More importantly, as we continue down this path we will get further and further away from ontological truths. All aliens will recognize numbers like π and e because these quantitative relationships arise from ontological situations.

But will all aliens agree with the axiom of the existence of an empty set? No. Why not? Because that's strictly a human invention that is actually quite ontologically incorrect. Aliens would laugh at such a notion as being a display of our ignorance. The aliens will, however, understand the concept of a set itself, because that is ontological. They will just have to explain to us that we don't fully understand the concept of sets, and then show us why it is ontologically incorrect to claim that an empty set can exist.

I'm not even an alien and I know that much!

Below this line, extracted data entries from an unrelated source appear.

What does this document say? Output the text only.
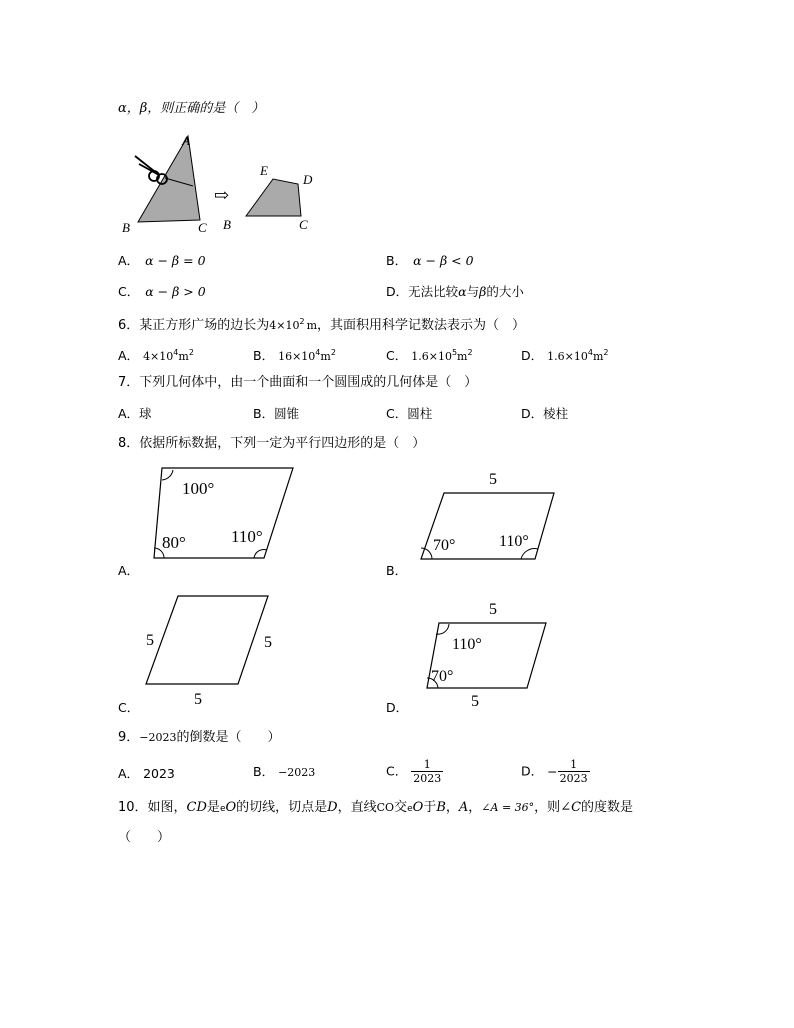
α，β，则正确的是（　）
A
B	C
⇨
E
D
B	C
A． α − β = 0	B． α − β < 0
C． α − β > 0	D．无法比较α与β的大小
6．某正方形广场的边长为$4\times 10^2$ m，其面积用科学记数法表示为（　）
A． $4\times 10^4m^2$	B． $16\times 10^4m^2$	C． $1.6\times 10^5m^2$	D． $1.6\times 10^4m^2$
7．下列几何体中，由一个曲面和一个圆围成的几何体是（　）
A．球	B．圆锥	C．圆柱	D．棱柱
8．依据所标数据，下列一定为平行四边形的是（　）
100°
80°	110°
A．
5
70°	110°
B．
5	5
5
C．
5
110°
70°
5
D．
9．−2023的倒数是（　　）
A． 2023	B． −2023	C． $\frac{1}{2023}$	D． − $\frac{1}{2023}$
10．如图，CD是eO的切线，切点是D，直线CO交eO于B，A，∠A = 36°，则∠C的度数是
（　　）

In fact, whenever we ask whether we are inventing a concept, or discovering it, I think it is a good test to think in terms of extraterrestrials. Would they come to the same conclusions? If so then it must be a discovery. Or might they think up something else? If so, then we must be inventing an arbitrary concept.

 

[Hurkyl]

My response here.

 

[Icebreaker]

If aliens may not agree with some axoims, then it's possible that some theorems as well and, from there, our entire math structure. Meaning that they might have a different math system than ours, and therefore, math is invented, not discovered -- for it to be discovered, it must be universal.

 

[selfAdjoint]

If aliens may not agree with some axoims, then it's possible that some theorems as well and, from there, our entire math structure. Meaning that they might have a different math system than hours, and therefore, math is invented, not discovered -- for it to be discovered, it must be universal.

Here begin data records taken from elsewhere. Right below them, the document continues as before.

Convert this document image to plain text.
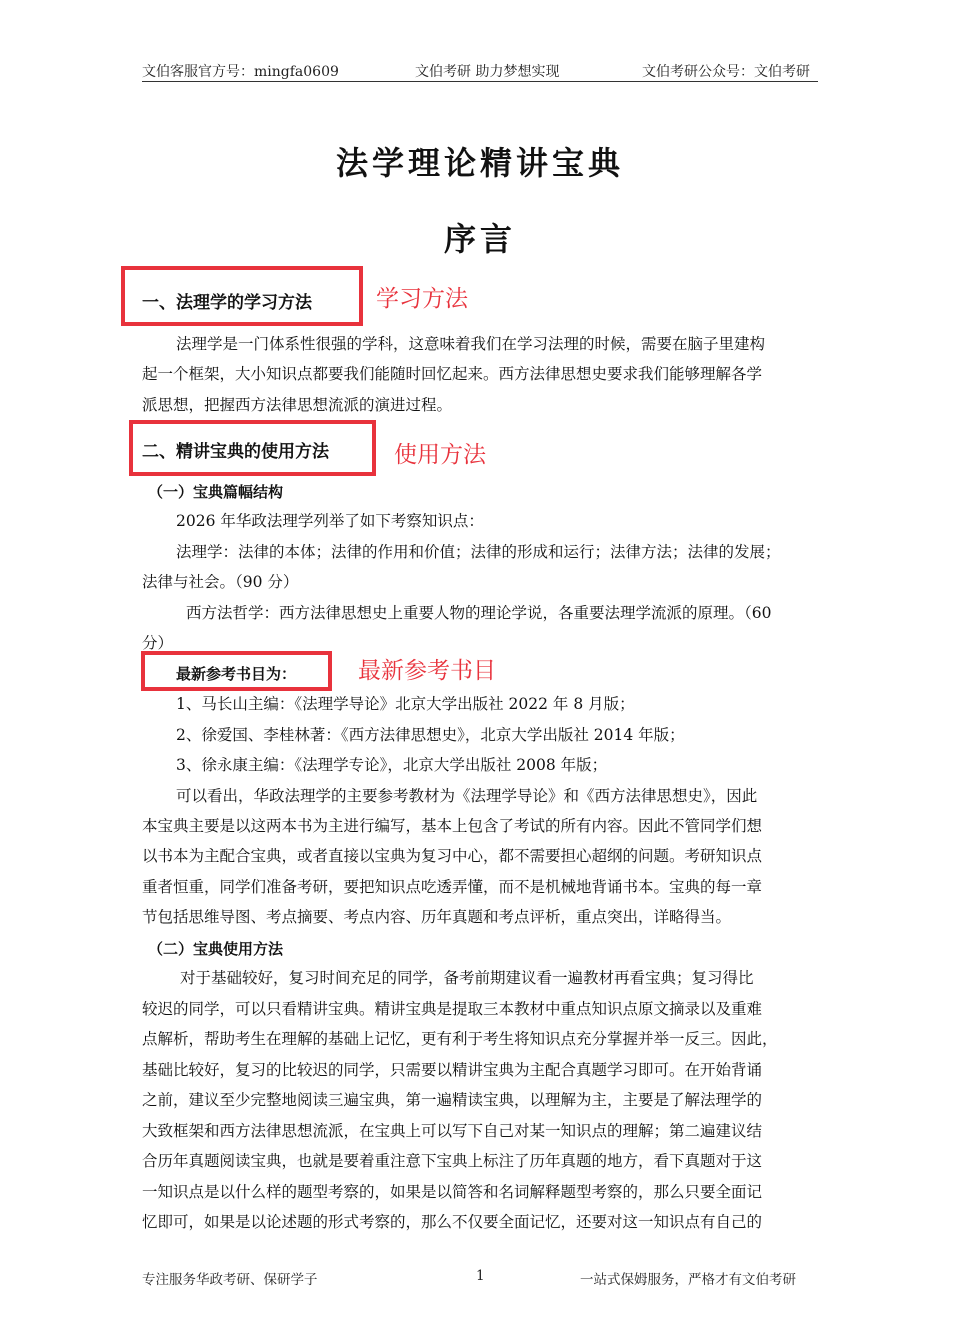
文伯客服官方号：mingfa0609	文伯考研 助力梦想实现	文伯考研公众号：文伯考研
法学理论精讲宝典
序言
一、法理学的学习方法	学习方法
法理学是一门体系性很强的学科，这意味着我们在学习法理的时候，需要在脑子里建构
起一个框架，大小知识点都要我们能随时回忆起来。西方法律思想史要求我们能够理解各学
派思想，把握西方法律思想流派的演进过程。
二、精讲宝典的使用方法	使用方法
（一）宝典篇幅结构
2026 年华政法理学列举了如下考察知识点：
法理学：法律的本体；法律的作用和价值；法律的形成和运行；法律方法；法律的发展；
法律与社会。（90 分）
西方法哲学：西方法律思想史上重要人物的理论学说，各重要法理学流派的原理。（60
分）
最新参考书目为：	最新参考书目
1、马长山主编：《法理学导论》北京大学出版社 2022 年 8 月版；
2、徐爱国、李桂林著：《西方法律思想史》，北京大学出版社 2014 年版；
3、徐永康主编：《法理学专论》，北京大学出版社 2008 年版；
可以看出，华政法理学的主要参考教材为《法理学导论》和《西方法律思想史》，因此
本宝典主要是以这两本书为主进行编写，基本上包含了考试的所有内容。因此不管同学们想
以书本为主配合宝典，或者直接以宝典为复习中心，都不需要担心超纲的问题。考研知识点
重者恒重，同学们准备考研，要把知识点吃透弄懂，而不是机械地背诵书本。宝典的每一章
节包括思维导图、考点摘要、考点内容、历年真题和考点评析，重点突出，详略得当。
（二）宝典使用方法
对于基础较好，复习时间充足的同学，备考前期建议看一遍教材再看宝典；复习得比
较迟的同学，可以只看精讲宝典。精讲宝典是提取三本教材中重点知识点原文摘录以及重难
点解析，帮助考生在理解的基础上记忆，更有利于考生将知识点充分掌握并举一反三。因此，
基础比较好，复习的比较迟的同学，只需要以精讲宝典为主配合真题学习即可。在开始背诵
之前，建议至少完整地阅读三遍宝典，第一遍精读宝典，以理解为主，主要是了解法理学的
大致框架和西方法律思想流派，在宝典上可以写下自己对某一知识点的理解；第二遍建议结
合历年真题阅读宝典，也就是要着重注意下宝典上标注了历年真题的地方，看下真题对于这
一知识点是以什么样的题型考察的，如果是以简答和名词解释题型考察的，那么只要全面记
忆即可，如果是以论述题的形式考察的，那么不仅要全面记忆，还要对这一知识点有自己的
专注服务华政考研、保研学子	1	一站式保姆服务，严格才有文伯考研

Not so, just because the medieval Europeans didn't know about the New World didn't mean it wasn't there, nor that the geography they did no was wrong. Just because mathematicians have only discussed certain systems and there are other systems yet unkown to us doesn't invalidate the systems we know. Mathematicians are continually dealing with aliens who discover different systems and new perspectives on old ones. It's called the younger generation.

 

[Icebreaker]

Exactly, it is not invented because one of the two must be "wrong", and therefore there must be a true and universal answer.